Some excuses never seem to wear out.
There seems to be no limit to the number of times a mortgage loan servicer can claim they haven’t received all the documents they need.
Then, they base their denial of a loan modification on the borrower’s lack of responsiveness.
Whether your mental image of the problem is caught in this cartoon, or whether you image the last scene from Raiders of the Lost Ark, where the precious tablets are dutifully stored away and forgotten in a government warehouse, the problem is the same:
Loan servicers assume no responsibility for the manner in which they handle, or mangle, loan modification applications.
The tide is turning.
Not that lenders have learned to handle paper. I’ve seen no evidence of that.
Courts reject servicer defenses
But courts are losing patience with the “dog ate my homework” excuse for why borrowers were denied a modification or why they violated the California Homeowners Bill of Rights.
Most recently, federal judge Claudia Wilken (N.D. CA) ruled that servicers have legal duties to the borrower when they offer loan modifications.
A breach of that duty can result in a right to damages.
Writing in Gilmore_v._Wells Fargo, Judge Wilken held that
Wells Fargo owed [the homeowner] a duty to process his loan modification with reasonable care. The loan modification application process was intended to affect Plaintiff. It was foreseeable that harm would occur to Plaintiff if his loan modification materials and application were not properly routed. Wells Fargo knew, with certainty, that if Plaintiff’s application was not properly handled, he would not receive a modification and, thus, would lose his home.
In upholding a common law duty of care on the part of the servicer, Judge Wilken moved beyond the protections offered by California’s Homeowner’s Bill of Rights, which by statute prohibited dual tracking, where servicers simultaneously entertained a loan modification application while proceeding toward foreclosure.

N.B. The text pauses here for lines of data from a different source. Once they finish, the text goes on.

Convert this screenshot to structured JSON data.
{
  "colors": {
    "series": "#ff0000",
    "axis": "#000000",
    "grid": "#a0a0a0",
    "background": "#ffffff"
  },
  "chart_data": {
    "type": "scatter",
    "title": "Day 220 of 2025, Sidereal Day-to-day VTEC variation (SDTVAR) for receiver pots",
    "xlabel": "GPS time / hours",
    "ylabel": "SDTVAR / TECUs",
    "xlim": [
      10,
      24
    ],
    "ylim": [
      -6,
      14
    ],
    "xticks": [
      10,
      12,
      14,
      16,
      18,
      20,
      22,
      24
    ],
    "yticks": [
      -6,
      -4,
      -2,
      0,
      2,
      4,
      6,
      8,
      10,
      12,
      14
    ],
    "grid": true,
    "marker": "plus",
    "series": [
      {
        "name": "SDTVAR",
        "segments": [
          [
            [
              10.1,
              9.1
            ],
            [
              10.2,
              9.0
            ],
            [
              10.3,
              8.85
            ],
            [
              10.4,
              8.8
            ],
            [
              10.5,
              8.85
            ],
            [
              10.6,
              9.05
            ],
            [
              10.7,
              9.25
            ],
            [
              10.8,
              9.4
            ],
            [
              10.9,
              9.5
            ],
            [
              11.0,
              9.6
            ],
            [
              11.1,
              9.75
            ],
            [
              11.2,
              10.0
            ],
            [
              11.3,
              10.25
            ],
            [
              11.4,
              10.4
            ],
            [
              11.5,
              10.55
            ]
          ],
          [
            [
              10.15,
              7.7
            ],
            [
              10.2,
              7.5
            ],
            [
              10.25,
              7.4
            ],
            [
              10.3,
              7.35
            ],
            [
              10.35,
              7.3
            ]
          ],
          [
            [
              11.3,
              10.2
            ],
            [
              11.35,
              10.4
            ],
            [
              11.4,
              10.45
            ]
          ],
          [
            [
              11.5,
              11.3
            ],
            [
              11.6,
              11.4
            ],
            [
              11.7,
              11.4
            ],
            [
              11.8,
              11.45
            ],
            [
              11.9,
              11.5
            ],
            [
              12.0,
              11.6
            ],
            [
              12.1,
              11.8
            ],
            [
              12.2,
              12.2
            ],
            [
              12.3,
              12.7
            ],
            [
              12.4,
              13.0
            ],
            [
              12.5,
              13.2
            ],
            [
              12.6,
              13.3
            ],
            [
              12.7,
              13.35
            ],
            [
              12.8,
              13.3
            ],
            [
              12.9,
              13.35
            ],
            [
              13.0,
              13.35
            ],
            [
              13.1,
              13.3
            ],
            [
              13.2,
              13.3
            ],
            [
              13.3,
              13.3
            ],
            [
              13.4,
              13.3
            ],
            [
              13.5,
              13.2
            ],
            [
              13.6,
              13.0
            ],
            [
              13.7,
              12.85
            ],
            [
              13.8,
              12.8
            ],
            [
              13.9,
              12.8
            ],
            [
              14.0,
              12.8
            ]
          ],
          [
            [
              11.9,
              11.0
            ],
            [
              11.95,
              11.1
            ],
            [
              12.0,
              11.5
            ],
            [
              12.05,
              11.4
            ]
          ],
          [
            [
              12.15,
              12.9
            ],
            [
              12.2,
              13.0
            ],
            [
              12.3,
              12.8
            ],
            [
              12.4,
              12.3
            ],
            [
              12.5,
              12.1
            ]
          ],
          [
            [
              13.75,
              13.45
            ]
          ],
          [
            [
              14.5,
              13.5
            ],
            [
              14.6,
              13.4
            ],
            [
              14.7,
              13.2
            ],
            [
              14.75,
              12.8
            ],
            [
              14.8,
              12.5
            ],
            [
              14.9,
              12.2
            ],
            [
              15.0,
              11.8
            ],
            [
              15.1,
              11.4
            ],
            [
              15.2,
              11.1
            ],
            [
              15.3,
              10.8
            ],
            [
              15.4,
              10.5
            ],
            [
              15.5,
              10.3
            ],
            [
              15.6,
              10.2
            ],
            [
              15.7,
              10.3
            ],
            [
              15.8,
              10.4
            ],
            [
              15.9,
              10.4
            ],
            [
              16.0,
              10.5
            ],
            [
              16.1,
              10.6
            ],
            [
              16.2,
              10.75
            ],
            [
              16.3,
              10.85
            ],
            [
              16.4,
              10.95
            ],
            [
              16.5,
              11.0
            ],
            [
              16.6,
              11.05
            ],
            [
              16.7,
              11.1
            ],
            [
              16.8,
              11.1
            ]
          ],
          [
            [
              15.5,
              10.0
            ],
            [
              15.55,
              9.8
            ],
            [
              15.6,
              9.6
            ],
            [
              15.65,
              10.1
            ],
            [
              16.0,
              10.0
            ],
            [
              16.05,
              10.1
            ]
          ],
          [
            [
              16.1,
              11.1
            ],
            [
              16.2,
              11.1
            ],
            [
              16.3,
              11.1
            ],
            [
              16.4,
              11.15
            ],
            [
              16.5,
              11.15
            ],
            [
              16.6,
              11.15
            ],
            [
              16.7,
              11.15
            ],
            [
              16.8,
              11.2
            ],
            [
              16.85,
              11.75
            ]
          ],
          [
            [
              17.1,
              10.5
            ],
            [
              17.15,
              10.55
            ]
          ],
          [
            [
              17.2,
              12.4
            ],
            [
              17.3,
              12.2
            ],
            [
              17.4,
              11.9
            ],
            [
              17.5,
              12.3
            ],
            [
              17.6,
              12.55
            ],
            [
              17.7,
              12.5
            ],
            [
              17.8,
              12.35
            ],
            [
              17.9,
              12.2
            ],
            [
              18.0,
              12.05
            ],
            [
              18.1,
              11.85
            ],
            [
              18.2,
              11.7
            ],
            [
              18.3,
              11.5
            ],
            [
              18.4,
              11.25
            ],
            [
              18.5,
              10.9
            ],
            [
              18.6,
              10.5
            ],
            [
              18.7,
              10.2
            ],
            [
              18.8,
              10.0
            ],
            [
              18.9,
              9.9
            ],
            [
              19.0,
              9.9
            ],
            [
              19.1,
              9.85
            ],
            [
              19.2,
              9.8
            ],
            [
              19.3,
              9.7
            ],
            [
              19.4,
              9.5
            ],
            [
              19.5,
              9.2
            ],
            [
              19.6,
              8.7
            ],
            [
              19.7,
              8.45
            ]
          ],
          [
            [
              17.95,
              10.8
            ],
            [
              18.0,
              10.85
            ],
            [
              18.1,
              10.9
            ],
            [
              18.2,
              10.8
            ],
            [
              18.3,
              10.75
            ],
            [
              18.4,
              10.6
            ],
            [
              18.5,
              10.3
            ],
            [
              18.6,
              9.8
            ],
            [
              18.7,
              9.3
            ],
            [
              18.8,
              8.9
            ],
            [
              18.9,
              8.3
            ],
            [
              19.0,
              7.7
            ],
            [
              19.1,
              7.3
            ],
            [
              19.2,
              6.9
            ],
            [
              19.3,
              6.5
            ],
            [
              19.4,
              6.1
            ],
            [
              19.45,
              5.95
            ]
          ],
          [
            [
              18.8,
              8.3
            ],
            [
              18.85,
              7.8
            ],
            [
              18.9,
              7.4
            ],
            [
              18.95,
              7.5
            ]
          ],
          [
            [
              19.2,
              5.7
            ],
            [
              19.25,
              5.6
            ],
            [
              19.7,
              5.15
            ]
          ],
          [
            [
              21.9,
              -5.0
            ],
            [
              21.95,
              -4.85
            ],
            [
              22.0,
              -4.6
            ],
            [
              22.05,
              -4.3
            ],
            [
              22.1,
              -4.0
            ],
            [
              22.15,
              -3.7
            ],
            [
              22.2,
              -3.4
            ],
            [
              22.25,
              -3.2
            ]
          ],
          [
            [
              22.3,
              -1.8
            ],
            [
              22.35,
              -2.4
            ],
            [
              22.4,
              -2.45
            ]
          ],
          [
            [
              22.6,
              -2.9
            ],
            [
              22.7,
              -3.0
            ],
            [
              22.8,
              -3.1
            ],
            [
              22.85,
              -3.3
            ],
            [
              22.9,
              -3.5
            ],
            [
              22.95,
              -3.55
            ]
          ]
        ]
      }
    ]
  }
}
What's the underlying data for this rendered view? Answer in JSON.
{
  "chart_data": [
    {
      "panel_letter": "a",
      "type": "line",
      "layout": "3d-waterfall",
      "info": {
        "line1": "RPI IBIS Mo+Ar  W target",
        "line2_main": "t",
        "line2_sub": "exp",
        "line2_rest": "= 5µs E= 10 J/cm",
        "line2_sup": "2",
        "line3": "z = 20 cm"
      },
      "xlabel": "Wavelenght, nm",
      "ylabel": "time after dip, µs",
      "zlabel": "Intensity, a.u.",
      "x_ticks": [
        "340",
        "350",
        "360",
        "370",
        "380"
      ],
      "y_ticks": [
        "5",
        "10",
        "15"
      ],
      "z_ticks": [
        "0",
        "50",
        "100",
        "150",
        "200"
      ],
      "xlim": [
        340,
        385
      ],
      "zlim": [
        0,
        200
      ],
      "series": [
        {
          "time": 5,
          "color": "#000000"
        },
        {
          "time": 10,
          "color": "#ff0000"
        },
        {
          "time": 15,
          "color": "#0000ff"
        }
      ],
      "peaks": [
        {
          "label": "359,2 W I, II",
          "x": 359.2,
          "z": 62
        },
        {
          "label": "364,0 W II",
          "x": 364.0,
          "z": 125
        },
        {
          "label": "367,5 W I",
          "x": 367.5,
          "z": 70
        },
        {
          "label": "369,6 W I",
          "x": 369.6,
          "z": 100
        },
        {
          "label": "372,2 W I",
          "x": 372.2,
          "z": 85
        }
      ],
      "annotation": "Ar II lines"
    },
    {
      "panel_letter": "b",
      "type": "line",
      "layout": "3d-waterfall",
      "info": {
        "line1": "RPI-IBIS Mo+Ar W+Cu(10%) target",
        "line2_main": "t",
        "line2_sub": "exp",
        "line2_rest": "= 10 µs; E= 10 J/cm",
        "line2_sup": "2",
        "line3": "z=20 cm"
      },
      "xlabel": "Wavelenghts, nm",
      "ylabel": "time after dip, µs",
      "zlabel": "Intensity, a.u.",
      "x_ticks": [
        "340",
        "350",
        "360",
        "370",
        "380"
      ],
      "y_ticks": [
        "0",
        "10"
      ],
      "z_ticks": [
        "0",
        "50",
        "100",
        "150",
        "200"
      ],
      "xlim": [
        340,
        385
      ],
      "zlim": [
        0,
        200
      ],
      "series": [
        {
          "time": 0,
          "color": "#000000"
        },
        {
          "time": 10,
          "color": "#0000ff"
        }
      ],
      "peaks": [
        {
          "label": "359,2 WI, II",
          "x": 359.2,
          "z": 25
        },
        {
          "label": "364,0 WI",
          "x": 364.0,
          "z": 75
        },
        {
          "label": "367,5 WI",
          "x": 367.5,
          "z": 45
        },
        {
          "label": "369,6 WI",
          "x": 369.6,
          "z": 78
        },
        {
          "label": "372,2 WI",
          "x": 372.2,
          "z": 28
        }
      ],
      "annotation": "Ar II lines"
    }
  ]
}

Lack of caring may cost the banks
I’m delighted that the judiciary has finally called the banks on their utter indifference to their borrowers. They care not that they almost brought the nation’s economy to its knees in the Great Recession; then they hold out the prospect of a loan modification, to temper the consequences of their misdeeds, while really crossing their fingers behind their backs.
The Gilmore decision is one of a number of decisions holding that a mortgage servicer has responsibilities in the conduct of a loan modification program; other cases deny any such duty. Prof. Dan Schechter of Loyola Law School predicts we will see a 9th Circuit decision telling us which approach is the law here in California.
The California Homeowners Bill of Rights Collaborative has a practice guide for litigating HBOR claims.